How Michigan Peaches Saved My Life

It was March of 1975 and I’d been working in hospitals for 5 years, most recently as a Coronary Care Unit nurse. I’d come to see that hospitals are run for doctors, not patients, and that I would not be able to practice nursing in the way I’d been taught and in the way I wanted because nurses have very little power. I was beginning to see that the kind of medicine I’d studied so hard to learn really didn’t work all that well for a whole lot of problems, that some widely accepted treatments were based on little or no science and were actually harmful, and that a lot of patients were injured and dying because of errors, carelessness and greed on the part of the health care providers and pharmaceutical manufacturers.

I was born and raised in West Michigan, living in Lincoln, Nebraska and I was homesick for hills, trees, lakes and rivers. I would drive an hour to the Missouri River to be around big trees and hills for a little while, but I always had to go ‘home’ to Lincoln where the wind blew constantly and there was no respite from winter cold and summer heat. It was good land for bison, but not for me.

The thing I wanted most to do in my life was to marry a good man, have children and raise them with love and happiness. I was 27 years old and twice divorced, a survivor of gynecological surgery that left my fertility in question and quite sure no one would be interested in settling down with me.

Today I know that I was clinically depressed, but at the time I had no idea that anything could be done about my deep sadness. It just felt like that was the way things were. It felt like absolute truth that my work was futile, my personal life was empty and there was no hope for me to fulfill my deepest dreams. I started to think about ending my life.

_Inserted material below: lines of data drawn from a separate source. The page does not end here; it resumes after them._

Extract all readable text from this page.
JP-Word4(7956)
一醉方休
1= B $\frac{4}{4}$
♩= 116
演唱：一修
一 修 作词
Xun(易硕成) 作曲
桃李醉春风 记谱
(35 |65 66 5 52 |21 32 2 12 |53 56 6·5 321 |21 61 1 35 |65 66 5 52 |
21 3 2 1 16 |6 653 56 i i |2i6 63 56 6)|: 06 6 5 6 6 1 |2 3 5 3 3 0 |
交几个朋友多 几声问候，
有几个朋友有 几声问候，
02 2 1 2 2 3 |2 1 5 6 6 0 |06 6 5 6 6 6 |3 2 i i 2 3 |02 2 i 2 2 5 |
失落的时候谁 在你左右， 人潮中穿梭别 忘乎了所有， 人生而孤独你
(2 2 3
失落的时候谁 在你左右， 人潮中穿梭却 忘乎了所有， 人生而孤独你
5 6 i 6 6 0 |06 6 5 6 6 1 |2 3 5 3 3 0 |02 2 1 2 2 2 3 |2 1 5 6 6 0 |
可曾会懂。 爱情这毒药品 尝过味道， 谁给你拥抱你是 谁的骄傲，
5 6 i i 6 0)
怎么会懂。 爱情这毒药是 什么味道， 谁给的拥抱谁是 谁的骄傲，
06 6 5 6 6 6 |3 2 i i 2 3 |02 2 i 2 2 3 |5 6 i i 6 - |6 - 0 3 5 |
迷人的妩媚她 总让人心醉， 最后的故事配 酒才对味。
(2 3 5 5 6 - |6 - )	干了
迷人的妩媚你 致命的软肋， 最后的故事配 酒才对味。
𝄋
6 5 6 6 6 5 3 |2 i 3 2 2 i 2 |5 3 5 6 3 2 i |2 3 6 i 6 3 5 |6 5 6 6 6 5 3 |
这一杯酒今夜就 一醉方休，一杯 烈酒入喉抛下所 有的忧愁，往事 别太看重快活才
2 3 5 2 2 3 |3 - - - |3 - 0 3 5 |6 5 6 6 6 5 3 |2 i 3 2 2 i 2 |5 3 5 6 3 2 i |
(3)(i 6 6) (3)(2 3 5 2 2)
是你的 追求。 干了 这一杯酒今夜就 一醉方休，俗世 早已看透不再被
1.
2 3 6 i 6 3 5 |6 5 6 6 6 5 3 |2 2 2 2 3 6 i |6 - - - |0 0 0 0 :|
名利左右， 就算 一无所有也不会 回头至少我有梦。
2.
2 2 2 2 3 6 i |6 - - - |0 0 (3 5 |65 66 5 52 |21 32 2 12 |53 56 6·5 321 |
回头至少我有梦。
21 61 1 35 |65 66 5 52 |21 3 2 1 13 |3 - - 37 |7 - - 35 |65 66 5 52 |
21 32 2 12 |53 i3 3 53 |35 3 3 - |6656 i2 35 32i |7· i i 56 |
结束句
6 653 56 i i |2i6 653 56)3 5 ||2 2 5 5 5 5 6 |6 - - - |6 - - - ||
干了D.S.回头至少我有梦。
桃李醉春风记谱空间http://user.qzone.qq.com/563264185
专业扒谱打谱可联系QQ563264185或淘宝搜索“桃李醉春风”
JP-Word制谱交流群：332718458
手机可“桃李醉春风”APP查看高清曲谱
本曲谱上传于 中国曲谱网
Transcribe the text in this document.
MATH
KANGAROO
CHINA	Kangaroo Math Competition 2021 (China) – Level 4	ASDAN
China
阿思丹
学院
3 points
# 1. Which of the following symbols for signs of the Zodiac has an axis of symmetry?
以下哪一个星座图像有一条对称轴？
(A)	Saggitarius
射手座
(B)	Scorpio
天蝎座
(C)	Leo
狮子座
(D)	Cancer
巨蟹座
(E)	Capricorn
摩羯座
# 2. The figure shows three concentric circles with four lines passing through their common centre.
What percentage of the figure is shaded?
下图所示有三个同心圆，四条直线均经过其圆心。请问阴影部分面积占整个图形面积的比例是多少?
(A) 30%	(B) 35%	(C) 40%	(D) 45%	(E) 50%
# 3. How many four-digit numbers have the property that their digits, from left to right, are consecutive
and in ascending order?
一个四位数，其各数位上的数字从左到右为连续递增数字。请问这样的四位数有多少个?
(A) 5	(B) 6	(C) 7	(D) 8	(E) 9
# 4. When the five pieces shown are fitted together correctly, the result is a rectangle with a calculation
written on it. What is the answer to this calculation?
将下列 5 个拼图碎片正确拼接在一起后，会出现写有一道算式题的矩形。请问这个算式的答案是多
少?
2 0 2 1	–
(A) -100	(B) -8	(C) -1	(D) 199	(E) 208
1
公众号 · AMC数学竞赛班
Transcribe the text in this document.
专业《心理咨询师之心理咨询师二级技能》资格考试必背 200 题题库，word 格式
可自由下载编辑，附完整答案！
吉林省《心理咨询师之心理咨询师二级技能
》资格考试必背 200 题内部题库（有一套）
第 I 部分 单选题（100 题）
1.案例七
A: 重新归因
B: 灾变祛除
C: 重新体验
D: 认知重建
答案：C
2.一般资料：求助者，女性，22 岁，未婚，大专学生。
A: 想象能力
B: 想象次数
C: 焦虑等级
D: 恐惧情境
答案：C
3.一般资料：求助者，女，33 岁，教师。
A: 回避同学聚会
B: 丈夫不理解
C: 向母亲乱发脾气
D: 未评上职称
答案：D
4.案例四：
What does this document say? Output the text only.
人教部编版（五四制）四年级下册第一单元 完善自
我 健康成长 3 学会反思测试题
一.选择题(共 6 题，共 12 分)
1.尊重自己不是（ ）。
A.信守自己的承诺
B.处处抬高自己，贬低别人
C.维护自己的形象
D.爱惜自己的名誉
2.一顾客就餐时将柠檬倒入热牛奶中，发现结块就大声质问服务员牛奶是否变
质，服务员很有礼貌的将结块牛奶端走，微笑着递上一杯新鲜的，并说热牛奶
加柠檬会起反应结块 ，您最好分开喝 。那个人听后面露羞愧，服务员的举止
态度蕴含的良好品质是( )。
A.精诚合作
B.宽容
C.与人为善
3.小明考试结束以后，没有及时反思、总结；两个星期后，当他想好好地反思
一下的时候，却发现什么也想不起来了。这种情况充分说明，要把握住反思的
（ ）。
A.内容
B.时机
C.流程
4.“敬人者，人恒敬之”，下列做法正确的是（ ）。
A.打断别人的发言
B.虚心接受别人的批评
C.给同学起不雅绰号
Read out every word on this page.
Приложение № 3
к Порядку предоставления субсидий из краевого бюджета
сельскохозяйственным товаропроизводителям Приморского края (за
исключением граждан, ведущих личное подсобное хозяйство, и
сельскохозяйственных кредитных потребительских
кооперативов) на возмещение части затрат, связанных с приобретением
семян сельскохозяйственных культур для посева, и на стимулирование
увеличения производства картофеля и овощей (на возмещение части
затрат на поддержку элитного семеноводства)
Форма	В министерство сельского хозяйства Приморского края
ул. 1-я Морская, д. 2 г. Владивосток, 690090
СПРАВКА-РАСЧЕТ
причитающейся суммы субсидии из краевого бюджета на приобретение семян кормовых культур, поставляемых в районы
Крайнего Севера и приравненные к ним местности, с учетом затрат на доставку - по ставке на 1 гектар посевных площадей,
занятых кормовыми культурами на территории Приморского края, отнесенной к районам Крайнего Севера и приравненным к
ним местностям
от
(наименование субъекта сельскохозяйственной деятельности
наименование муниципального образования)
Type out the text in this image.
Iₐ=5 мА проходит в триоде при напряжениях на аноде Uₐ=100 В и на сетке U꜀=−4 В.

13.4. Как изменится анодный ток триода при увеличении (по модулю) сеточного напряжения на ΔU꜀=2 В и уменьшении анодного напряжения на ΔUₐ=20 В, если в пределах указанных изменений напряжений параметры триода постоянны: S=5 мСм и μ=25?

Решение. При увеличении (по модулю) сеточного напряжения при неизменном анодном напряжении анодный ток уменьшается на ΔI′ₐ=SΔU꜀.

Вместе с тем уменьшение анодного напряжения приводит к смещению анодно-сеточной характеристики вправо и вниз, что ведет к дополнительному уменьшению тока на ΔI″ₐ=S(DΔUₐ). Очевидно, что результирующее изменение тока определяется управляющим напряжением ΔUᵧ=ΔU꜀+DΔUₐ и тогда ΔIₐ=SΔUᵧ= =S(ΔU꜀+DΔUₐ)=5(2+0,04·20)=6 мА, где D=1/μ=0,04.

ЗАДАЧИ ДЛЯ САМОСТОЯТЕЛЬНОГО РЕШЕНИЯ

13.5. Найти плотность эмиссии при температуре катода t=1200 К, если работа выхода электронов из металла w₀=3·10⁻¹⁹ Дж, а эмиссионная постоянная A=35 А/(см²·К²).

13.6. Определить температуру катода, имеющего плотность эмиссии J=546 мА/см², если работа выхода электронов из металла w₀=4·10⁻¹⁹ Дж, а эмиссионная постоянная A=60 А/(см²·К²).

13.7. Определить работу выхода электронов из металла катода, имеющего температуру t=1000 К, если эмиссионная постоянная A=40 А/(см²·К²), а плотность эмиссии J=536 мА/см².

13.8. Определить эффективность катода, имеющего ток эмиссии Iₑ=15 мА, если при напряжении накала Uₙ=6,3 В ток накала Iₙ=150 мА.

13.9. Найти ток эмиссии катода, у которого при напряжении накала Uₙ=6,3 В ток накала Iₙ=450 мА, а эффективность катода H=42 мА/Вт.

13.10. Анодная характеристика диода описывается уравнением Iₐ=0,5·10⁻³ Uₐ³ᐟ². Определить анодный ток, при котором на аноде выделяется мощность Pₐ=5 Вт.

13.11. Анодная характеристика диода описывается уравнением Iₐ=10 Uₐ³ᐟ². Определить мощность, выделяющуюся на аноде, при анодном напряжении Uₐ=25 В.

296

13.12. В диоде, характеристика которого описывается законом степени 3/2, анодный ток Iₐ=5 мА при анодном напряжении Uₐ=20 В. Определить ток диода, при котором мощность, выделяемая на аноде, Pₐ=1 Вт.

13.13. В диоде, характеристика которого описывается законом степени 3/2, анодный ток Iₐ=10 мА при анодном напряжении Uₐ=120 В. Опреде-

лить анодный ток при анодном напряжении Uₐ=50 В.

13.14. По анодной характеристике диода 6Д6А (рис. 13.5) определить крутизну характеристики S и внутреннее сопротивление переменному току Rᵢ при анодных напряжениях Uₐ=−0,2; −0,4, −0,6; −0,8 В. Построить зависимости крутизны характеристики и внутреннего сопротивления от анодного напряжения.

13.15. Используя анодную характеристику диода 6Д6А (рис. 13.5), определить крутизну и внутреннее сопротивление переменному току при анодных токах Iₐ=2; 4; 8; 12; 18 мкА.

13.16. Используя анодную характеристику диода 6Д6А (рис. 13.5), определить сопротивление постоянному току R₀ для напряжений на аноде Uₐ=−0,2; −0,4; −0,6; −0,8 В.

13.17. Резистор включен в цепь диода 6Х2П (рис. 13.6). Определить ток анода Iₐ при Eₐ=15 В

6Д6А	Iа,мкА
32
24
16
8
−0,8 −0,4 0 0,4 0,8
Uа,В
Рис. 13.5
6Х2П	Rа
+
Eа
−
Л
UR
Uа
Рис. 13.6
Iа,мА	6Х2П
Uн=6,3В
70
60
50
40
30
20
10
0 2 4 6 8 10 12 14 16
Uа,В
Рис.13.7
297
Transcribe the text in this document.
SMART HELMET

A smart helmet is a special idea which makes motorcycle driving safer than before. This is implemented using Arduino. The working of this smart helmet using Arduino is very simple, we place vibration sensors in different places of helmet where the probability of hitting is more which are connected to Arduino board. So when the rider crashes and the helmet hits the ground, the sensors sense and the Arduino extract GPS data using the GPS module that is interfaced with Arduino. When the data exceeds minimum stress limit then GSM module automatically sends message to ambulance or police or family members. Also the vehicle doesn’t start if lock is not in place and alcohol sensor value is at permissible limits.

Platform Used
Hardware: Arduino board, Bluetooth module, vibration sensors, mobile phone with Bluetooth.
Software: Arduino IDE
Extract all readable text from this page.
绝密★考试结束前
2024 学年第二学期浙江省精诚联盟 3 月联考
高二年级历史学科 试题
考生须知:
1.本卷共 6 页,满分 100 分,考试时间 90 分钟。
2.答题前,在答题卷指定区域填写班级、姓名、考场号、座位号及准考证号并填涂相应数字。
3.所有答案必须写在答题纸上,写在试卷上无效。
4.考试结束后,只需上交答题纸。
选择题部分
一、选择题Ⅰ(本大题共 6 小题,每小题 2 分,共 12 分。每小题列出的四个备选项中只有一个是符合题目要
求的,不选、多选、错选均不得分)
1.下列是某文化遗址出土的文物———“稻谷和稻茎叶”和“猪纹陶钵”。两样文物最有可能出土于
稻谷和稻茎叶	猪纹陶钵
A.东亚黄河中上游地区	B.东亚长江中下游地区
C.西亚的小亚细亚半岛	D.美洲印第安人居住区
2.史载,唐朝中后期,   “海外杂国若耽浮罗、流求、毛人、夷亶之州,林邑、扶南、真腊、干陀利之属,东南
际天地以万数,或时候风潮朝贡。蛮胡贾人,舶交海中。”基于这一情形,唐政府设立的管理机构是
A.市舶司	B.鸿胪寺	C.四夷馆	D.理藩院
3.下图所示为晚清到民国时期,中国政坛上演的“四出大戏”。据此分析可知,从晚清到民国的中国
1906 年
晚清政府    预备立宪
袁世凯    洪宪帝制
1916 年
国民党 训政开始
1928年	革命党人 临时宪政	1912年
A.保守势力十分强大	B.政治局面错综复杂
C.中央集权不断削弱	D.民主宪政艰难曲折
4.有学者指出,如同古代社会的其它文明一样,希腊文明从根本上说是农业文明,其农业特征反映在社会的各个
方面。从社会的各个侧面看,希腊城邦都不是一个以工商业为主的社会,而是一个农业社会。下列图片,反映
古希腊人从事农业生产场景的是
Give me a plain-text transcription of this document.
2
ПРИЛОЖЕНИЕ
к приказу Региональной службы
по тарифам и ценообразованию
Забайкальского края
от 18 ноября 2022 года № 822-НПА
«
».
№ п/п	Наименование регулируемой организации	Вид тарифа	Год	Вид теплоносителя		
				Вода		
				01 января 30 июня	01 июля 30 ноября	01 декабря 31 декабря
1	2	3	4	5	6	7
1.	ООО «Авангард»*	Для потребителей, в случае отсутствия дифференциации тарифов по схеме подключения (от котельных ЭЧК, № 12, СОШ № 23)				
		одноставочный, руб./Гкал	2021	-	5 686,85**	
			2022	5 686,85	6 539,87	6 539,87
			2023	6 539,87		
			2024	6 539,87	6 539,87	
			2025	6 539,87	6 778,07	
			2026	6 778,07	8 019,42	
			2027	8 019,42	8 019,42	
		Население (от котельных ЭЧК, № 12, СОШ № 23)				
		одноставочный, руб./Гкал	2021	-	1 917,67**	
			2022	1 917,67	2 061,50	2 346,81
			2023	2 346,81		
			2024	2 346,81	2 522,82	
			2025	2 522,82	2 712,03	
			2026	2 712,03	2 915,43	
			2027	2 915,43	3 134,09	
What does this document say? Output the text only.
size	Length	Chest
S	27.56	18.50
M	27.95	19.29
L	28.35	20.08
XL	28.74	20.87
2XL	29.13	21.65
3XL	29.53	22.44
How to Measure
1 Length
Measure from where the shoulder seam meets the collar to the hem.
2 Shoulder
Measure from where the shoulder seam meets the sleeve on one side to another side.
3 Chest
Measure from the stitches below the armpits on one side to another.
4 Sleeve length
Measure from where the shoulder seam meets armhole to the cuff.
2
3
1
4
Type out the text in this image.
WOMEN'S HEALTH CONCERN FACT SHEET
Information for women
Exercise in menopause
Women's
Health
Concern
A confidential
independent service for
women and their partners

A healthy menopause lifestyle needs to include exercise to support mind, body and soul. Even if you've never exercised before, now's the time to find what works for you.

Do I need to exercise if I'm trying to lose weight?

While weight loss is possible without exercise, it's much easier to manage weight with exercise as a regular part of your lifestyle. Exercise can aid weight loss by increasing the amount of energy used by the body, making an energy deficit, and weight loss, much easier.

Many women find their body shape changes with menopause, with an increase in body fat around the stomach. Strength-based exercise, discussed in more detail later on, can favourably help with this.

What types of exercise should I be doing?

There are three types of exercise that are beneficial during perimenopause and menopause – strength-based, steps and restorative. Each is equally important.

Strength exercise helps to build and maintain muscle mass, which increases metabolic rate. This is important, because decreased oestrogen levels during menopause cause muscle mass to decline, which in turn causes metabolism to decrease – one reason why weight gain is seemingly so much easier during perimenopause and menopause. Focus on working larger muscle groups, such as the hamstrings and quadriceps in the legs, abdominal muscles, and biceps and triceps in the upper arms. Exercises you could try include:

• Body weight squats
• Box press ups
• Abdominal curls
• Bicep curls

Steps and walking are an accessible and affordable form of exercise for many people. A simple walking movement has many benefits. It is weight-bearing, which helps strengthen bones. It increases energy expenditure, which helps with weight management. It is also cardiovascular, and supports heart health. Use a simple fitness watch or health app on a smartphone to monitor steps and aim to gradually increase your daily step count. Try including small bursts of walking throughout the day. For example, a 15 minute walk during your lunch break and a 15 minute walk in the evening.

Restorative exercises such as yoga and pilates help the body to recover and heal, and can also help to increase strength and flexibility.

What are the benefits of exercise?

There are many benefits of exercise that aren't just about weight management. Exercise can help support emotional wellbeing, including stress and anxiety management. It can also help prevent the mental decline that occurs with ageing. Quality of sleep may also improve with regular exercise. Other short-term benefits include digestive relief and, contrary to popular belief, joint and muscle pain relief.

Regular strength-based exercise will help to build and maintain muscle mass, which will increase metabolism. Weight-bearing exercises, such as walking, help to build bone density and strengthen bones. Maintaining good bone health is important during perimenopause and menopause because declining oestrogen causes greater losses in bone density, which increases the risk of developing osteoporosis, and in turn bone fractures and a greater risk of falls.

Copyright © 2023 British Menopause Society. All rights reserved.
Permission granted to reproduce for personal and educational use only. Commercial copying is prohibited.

I certainly had access to the means. As I considered how I might go about killing myself it occurred to me to see if there was ANYTHING that I might want to experience before I left this realm. I took inventory.

I realized that I had not tasted a fresh Michigan peach in 2 years. In Nebraska we could purchase fresh peaches from California and Colorado, but nothing local. The peaches I could buy were dry and hard, most likely picked too green to properly ripen. They were big and pretty but it was all a front. And I love peaches. Good peaches. Michigan peaches in August.

I decided that I didn’t want to die until I’d tasted a Michigan peach one more time. I decided to hold off on making plans to kill myself until I’d tasted another Michigan peach.

Michigan peaches ripen in August. By the time August rolled around I’d found a new and better job outside of hospitals, made new friends and started dating a pretty cool guy. I was still in Nebraska, but it was tolerable now. I got to Michigan in August and ate peaches until the sweet juice dripped down my chin and onto my shirt. I had them with cream, in ice cream, in shortcake, cobbler and straight. I realized that one summer of Michigan peaches wasn’t going to be enough.